Selon Crédit Logement, les taux n’ont que très légèrement augmenté en décembre. Et les intervenants du marché du crédit restent très prudents pour 2014.
Les taux de crédit immobilier remontent, même si ils restent bas, « à des niveaux rarement vus par le passé ». C’est en substance ce qu’a indiqué l’Observatoire Crédit Logement / CSA dans sa note mensuelle. En moyenne, toutes durées confondues, elles ont atteint en décembre 3,09% hors assurance. Un niveau supérieur à celui de novembre (3.08%), d’octobre (3.07%), et du plus bas atteint en juin dernier (2.89%).
L’observatoire note en outre que la part de la production à taux variable tend à augmenter. Les prêts de ce type tendent à se redresser à 9.2% en novembre, contre 5% au troisième trimestre. Une hausse que Crédit Logement tend à expliquer par la remontée des taux fixes observée depuis juillet.
Un apport personnel toujours en recul
Autre point noté par l’Observatoire : l’apport personnel est toujours en recul. « En dépit du retrait des ménages modestes, le marché de la revente ne se relève que lentement et le niveau des taux d’intérêt incite toujours à « l’économie » d’apport personnel ».

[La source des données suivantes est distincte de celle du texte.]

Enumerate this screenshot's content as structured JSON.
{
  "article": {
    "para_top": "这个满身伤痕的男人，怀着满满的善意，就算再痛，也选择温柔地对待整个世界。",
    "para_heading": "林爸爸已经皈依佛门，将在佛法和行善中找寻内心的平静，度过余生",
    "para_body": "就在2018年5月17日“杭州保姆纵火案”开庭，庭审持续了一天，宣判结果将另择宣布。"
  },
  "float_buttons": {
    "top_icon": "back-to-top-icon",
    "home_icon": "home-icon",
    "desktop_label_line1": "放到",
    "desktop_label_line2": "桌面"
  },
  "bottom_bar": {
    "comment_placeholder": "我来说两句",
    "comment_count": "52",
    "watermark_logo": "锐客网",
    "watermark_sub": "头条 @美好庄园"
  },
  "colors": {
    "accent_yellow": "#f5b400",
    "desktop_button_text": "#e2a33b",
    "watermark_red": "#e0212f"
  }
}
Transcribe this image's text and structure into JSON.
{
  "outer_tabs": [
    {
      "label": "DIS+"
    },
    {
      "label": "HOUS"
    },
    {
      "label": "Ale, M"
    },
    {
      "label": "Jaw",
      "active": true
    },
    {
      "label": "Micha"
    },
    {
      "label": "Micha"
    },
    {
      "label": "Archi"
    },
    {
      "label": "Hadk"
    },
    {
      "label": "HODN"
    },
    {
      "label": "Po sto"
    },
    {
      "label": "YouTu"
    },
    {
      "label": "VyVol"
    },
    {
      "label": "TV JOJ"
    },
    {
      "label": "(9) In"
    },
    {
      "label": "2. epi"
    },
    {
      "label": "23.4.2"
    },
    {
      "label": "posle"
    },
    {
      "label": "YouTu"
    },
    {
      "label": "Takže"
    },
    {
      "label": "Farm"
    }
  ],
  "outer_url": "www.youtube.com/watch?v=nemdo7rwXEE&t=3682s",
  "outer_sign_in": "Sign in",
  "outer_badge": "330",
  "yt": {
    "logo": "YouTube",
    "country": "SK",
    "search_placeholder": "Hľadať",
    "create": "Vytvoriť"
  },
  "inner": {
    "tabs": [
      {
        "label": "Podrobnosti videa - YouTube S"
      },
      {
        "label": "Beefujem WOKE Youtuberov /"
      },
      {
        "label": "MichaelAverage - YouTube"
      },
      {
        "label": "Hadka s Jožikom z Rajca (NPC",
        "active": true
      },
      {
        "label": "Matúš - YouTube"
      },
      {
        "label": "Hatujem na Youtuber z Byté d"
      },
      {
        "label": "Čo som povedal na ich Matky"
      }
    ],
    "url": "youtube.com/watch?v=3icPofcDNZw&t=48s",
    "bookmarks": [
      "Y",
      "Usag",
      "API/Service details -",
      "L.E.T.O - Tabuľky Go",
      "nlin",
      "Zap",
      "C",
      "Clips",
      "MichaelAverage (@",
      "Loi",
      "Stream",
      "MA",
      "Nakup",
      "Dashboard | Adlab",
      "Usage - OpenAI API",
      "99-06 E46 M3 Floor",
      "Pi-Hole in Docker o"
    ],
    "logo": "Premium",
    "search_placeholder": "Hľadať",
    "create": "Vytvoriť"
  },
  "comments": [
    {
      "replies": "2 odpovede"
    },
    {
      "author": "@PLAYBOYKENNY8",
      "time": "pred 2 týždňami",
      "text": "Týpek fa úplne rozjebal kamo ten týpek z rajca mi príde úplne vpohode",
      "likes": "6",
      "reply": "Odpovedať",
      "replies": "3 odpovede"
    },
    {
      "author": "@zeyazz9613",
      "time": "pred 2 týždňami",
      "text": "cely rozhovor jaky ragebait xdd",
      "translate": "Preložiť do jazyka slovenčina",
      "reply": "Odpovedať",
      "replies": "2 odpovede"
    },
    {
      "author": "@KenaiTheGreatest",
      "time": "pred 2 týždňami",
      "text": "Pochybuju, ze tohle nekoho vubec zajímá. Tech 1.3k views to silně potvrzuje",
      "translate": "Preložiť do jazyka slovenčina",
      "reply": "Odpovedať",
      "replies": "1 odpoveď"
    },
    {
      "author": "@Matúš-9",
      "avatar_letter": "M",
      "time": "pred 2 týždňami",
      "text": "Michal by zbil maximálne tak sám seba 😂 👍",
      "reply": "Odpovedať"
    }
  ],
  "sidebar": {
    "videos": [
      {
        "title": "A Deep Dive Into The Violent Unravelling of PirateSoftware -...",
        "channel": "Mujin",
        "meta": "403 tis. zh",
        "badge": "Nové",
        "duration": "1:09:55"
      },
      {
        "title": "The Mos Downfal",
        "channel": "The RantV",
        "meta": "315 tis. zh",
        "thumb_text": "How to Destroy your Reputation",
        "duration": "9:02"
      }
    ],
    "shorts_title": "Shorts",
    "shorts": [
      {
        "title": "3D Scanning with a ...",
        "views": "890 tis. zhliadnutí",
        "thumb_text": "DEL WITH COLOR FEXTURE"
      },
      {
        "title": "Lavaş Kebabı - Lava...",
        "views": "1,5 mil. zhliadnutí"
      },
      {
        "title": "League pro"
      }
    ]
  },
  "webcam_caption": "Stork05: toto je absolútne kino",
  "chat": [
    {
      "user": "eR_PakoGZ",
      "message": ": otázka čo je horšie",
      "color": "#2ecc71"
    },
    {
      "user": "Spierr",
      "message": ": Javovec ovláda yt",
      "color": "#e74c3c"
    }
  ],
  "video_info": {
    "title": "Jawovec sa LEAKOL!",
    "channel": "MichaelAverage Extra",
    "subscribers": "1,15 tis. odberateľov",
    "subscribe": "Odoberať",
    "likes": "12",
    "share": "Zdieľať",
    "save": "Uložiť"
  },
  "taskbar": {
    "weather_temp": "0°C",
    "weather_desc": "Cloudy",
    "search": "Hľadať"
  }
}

Sur le front de la solvabilité de la demande, l’heure est toujours à la dégradation. « Les ménages les plus jeunes et les plus modestes ne peuvent plus rentrer sur les marchés en l’absence du ticket d’entrée que le PTZ+ représentait pour eux, auparavant» indique Crédit Logement.
Sur le marché de l’ancien, le niveau de la production de crédit s’est fortement ressaisi depuis octobre, avec une hausse de 40% en rythme annuel à fin décembre. Le niveau de la production est ainsi comparable à celui que l’on pouvait observer au printemps 2012.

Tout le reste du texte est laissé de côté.